Even Hal Steinbrenner Didn't See Aaron Judge's Breakout Coming

  • Yankees managing partner says team is profitable and thriving
  • Steinbrenner family isn’t considering sale of MLB franchise

Aaron Judge bats during the 88th MLB All-Star Game in Miami, Florida, on July 11, 2017.

Photographer: Mark Brown/Getty Images

New York Yankees managing general partner Hal Steinbrenner said even he’s surprised by the accomplishments and appeal of rookie outfielder Aaron Judge, whose performance at the All-Star home run derby cemented his place among baseball’s newest stars.

“We knew what the potential was, but nobody would’ve predicted that he’d be having this kind of rookie season,” Steinbrenner told Bloomberg’s Business of Sports podcast. “He’s having, at this point, an MVP-type season. We’ll see what the second half brings.”

Heading into the second half of the season, Judge is leading the league with 30 home runs, a .329 average (fifth best) and 66 runs batted in.

That performance, along with several other young, talented Yankees, are energizing fans in the stadium and in front of the TV. The team’s attendance is up this year and second-best in the American League. Some of those 39,579 fans are sitting in the new “Judge’s Chambers,” a right-field section decorated to look like a courtroom’s jury box.

Steinbrenner said on the podcast that the Yankees are profitable, though he wasn’t specific. He also declined to speculate on the team’s worth -- Forbes puts it at $3.7 billion, the second-most valuable sports franchise in the world -- saying it would only matter if the club was for sale.

“There’s no plans to sell,” he said. “I have nieces and nephews who are involved and one day my kids will be.”

Judge, 25, has become the most high-profile of a slew of young Yankees, including 24-year-old catcher Gary Sanchez, 23-year-old pitcher Luis Severino, 24-year-old infielder Ronald Torreyes and injured 20-year-old infielder Gleyber Torres. They’ve helped New York to a 45-41 record, second to the Red Sox in the American League East and tied with the Tampa Bay Rays in the wild card race.

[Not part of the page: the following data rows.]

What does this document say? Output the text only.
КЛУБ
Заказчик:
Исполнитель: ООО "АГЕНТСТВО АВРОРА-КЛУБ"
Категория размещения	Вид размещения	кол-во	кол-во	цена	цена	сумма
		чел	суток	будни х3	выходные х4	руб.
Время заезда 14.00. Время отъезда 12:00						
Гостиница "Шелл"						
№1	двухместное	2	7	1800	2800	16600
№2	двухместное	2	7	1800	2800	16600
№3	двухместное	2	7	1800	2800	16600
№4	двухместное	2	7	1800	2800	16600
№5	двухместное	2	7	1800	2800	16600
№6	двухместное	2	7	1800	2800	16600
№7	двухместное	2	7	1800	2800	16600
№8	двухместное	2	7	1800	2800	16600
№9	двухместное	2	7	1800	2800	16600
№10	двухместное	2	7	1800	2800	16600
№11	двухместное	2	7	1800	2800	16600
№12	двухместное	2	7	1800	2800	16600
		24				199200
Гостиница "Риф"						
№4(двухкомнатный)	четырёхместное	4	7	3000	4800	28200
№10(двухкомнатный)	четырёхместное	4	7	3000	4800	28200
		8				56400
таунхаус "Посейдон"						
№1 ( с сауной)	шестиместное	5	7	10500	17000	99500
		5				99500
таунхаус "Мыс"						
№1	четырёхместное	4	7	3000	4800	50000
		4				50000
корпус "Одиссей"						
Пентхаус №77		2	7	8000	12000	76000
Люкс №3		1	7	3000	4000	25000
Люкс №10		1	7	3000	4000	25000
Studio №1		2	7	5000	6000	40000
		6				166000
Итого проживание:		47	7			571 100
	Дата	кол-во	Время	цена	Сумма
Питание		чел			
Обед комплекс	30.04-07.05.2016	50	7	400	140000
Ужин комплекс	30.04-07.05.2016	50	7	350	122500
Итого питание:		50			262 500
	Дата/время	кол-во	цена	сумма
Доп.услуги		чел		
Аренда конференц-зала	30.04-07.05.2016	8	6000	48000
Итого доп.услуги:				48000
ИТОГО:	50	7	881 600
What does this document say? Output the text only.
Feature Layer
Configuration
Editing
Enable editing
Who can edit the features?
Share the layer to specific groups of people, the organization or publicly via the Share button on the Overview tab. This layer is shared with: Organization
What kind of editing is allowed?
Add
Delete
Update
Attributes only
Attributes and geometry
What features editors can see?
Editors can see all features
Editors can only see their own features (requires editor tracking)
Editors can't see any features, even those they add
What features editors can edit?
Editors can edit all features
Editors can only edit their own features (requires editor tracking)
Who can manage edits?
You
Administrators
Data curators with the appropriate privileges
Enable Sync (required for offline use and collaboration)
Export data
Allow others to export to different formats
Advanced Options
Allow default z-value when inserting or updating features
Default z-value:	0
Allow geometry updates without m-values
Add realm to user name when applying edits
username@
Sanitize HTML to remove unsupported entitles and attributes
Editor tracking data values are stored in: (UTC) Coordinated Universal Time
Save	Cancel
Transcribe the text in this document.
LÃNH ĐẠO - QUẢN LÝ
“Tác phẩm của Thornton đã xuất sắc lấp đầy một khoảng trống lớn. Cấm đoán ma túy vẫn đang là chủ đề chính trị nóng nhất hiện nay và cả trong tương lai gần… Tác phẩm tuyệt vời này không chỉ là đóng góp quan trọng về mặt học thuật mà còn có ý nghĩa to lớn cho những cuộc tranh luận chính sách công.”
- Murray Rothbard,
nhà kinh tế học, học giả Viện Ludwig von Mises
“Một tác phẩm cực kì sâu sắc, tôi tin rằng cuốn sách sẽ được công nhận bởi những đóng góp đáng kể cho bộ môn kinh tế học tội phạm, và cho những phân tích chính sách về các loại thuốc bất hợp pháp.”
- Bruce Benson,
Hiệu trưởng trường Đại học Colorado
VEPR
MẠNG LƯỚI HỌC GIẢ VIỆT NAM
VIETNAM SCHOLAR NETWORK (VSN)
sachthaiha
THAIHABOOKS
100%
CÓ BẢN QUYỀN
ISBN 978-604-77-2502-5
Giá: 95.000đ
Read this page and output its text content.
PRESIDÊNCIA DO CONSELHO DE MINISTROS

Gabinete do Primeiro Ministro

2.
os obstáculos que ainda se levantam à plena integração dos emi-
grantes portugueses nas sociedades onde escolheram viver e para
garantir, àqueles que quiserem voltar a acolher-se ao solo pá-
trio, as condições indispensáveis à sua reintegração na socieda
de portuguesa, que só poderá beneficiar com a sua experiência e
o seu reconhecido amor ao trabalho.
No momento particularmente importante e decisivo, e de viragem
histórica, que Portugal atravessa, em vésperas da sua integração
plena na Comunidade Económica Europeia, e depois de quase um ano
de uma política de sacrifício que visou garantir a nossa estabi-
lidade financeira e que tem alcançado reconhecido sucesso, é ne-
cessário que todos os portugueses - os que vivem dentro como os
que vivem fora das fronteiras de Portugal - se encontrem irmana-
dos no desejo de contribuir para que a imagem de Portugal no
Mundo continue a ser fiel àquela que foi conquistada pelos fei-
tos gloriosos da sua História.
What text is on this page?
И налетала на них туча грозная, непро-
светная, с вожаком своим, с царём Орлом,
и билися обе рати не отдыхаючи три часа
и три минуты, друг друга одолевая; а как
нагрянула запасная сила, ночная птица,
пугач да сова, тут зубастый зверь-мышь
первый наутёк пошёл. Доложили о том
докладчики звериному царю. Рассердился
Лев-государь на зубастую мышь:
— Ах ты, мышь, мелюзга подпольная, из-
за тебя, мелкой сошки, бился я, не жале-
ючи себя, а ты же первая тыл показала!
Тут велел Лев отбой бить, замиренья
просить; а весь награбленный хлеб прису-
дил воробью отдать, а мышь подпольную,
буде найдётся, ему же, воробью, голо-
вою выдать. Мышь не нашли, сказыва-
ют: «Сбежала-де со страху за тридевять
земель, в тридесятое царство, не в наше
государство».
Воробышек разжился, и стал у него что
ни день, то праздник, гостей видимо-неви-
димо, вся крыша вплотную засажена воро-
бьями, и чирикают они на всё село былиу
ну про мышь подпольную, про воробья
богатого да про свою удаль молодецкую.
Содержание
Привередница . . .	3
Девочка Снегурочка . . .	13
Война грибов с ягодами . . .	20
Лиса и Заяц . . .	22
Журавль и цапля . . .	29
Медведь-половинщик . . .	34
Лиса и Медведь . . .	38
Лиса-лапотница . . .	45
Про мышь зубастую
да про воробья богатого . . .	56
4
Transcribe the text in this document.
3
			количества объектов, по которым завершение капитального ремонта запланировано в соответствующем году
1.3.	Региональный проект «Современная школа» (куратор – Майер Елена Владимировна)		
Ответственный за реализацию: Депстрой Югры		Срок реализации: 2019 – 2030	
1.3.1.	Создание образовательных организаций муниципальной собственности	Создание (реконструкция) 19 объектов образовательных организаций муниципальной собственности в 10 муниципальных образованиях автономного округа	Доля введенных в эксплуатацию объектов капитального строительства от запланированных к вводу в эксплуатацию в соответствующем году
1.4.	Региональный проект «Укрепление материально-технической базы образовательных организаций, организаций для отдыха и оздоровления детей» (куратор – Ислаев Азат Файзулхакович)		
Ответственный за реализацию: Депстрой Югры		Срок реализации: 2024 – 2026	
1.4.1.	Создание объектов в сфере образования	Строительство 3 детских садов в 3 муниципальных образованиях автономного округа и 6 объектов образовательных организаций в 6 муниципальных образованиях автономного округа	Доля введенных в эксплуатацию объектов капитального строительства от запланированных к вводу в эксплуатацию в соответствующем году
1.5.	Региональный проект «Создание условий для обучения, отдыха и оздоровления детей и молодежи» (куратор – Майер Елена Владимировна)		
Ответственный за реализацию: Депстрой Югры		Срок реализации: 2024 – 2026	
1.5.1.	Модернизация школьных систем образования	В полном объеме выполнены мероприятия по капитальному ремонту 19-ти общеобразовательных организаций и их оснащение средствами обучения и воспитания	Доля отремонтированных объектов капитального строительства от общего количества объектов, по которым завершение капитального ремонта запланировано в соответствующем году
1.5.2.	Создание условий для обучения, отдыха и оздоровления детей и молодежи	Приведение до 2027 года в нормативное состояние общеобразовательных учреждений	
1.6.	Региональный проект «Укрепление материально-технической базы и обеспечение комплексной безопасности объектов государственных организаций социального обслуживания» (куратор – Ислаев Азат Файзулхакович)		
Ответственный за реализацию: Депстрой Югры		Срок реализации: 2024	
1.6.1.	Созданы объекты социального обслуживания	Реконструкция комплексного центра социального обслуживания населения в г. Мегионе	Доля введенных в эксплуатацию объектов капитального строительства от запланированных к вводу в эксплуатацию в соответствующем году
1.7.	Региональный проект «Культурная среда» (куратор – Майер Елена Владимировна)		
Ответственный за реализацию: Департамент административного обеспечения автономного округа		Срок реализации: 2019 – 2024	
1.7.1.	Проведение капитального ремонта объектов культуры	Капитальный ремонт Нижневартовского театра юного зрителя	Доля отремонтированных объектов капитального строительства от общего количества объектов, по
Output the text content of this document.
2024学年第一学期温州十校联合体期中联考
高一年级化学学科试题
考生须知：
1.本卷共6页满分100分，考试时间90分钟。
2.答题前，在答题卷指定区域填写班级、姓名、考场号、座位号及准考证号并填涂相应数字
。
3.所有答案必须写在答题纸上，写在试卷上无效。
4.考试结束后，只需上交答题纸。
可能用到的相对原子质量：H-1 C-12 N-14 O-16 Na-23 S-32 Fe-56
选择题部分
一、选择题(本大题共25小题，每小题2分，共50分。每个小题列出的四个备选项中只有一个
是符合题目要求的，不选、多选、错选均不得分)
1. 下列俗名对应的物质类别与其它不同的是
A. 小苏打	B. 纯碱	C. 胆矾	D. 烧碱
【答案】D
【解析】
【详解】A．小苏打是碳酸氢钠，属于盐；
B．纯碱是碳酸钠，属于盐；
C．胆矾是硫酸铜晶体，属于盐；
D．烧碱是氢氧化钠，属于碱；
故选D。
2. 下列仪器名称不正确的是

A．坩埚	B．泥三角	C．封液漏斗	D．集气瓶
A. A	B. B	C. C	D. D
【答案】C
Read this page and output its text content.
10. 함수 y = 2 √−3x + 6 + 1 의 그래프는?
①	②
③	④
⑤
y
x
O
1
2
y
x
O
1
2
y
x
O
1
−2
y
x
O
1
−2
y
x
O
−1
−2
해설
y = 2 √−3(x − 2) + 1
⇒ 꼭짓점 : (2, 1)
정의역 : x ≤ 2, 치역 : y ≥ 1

Altogether, the team is finding new resonance with fans. The average TV audience for Yankees games on the YES Network is up 57 percent from last season, marking the channel’s highest first-half viewership for the team in five years. Much of the interest is being driven by Judge, who also occupies the top spot on baseball’s list of jersey sales.

“Having a healthy fiscal situation is a big part of any valuation of any company. Ticket sales drive that,” Steinbrenner said. “What drives ticket sales? Success on the field. That drives TV ratings,” . “We’ve got to win.”